Oberster Gerichtshof in Wien bestätigt U-Haft für René Benko
Der frühere Investor und Signa-Gründer René Benko ist Mitte Februar mit einer Haftbeschwerde beim Oberlandesgericht Wien abgeblitzt. Statt der erhofften Enthaftung bestätigte der Oberste Gerichtshof (OGH) nun die U-Haft, wie die «Kronen Zeitung» am Montag online berichtete.

«René Benko wurde im Grundrecht auf persönliche Freiheit nicht verletzt», teilte der OGH demnach der Wirtschafts- und Korruptionsstaatsanwaltschaft (WKStA) mit. «Die Grundrechtsbeschwerde wird abgewiesen.»

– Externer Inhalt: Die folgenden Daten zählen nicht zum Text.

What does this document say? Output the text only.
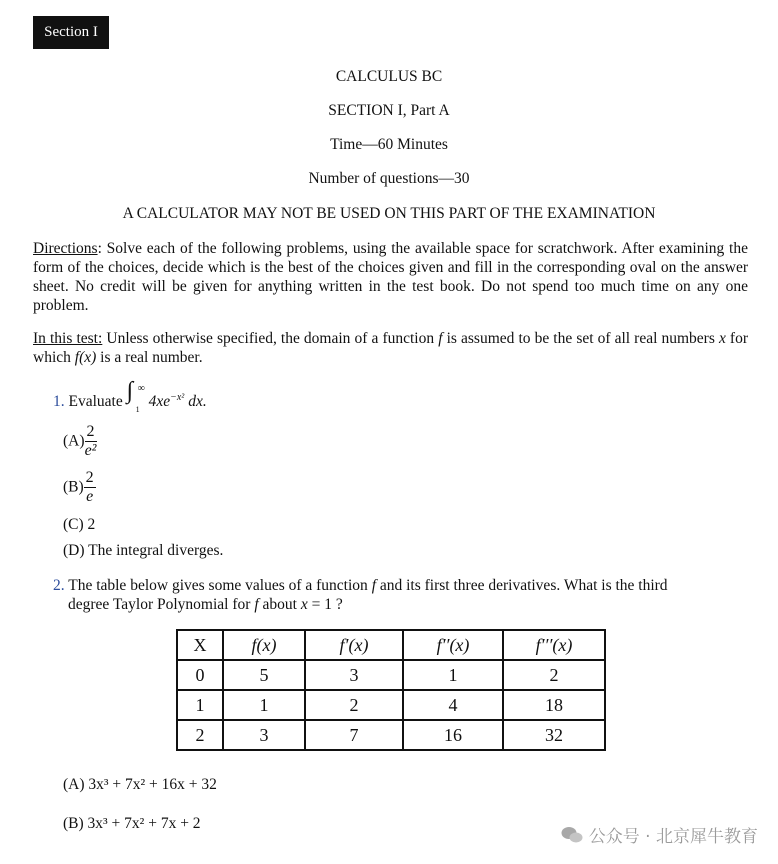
Section I
CALCULUS BC
SECTION I, Part A
Time—60 Minutes
Number of questions—30
A CALCULATOR MAY NOT BE USED ON THIS PART OF THE EXAMINATION
Directions: Solve each of the following problems, using the available space for scratchwork. After examining the form of the choices, decide which is the best of the choices given and fill in the corresponding oval on the answer sheet. No credit will be given for anything written in the test book. Do not spend too much time on any one problem.
In this test: Unless otherwise specified, the domain of a function f is assumed to be the set of all real numbers x for which f(x) is a real number.
1. Evaluate ∫ ∞
1 $4xe^{-x^2}$ dx.
$(A) \frac{2}{\text{e²}}$
$(B) \frac{2}{e}$
(C) 2
(D) The integral diverges.
2. The table below gives some values of a function f and its first three derivatives. What is the third
degree Taylor Polynomial for f about x = 1 ?
X	f(x)	f′(x)	f′′(x)	f′′′(x)
0	5	3	1	2
1	1	2	4	18
2	3	7	16	32
(A) 3x³ + 7x² + 16x + 32
(B) 3x³ + 7x² + 7x + 2
公众号 · 北京犀牛教育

Benko befindet sich seit Januar 2025 in U-Haft. Für Ende dieser Woche ist die nächste Haftprüfungsverhandlung angesetzt. Im Oktober 2025 wurde Benko in Innsbruck wegen sogenannter betrügerischer Krida, wie das Delikt in Österreich heisst, nicht rechtskräftig zu zwei Jahren Haft verurteilt. Demnach soll er Vermögenswerte beiseite geschafft und die Erfüllung von Gläubigeransprüchen im Zuge seiner Insolvenz geschmälert haben.

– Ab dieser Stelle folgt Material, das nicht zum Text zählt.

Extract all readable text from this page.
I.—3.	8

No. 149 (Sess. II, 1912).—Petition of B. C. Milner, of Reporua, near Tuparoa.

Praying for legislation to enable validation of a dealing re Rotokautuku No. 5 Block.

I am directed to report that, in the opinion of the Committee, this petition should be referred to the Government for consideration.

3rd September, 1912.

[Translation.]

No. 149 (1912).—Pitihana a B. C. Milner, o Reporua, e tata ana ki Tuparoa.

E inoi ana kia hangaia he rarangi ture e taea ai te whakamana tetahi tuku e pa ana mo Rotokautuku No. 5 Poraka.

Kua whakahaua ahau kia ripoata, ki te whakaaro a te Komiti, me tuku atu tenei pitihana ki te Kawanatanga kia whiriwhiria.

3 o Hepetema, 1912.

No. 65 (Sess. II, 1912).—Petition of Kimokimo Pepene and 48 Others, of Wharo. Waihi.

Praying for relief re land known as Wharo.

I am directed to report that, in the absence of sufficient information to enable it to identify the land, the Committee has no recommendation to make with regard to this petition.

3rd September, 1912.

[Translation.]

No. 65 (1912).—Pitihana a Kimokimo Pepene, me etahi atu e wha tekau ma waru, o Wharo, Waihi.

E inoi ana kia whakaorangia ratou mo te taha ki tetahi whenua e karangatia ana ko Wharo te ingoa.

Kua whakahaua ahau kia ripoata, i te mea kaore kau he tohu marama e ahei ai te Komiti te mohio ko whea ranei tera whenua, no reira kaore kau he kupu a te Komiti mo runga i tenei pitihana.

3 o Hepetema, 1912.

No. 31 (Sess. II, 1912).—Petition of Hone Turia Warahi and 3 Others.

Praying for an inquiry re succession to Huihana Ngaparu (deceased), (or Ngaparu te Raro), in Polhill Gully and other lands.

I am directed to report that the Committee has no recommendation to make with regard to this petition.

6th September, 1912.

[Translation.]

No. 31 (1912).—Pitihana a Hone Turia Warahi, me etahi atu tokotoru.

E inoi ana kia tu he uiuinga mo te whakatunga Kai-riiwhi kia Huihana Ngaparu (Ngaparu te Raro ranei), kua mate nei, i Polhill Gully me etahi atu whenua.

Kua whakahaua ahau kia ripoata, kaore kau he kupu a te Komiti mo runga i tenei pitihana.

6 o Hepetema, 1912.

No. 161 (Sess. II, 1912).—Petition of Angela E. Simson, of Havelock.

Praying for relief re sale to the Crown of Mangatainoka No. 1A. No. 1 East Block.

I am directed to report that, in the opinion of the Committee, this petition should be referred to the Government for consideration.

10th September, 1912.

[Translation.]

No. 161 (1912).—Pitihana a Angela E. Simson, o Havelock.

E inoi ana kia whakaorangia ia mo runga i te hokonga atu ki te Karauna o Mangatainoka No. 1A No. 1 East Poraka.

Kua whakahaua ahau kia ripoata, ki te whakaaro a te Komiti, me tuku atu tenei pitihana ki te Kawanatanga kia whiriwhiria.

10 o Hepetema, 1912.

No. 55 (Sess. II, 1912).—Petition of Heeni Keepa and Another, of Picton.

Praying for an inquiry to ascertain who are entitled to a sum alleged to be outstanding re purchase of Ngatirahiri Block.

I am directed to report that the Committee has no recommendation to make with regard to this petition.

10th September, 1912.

In einem zweiten Verfahren im Dezember desselben Jahres fasste Benko ebenfalls wegen betrügerischer Krida 15 Monate bedingte Haft aus. Nach Einsprüchen der WKStA und der Verteidigung ist auch dieses Urteil nicht rechtskräftig. Benko wies bisher stets jegliche Vorwürfe zurück.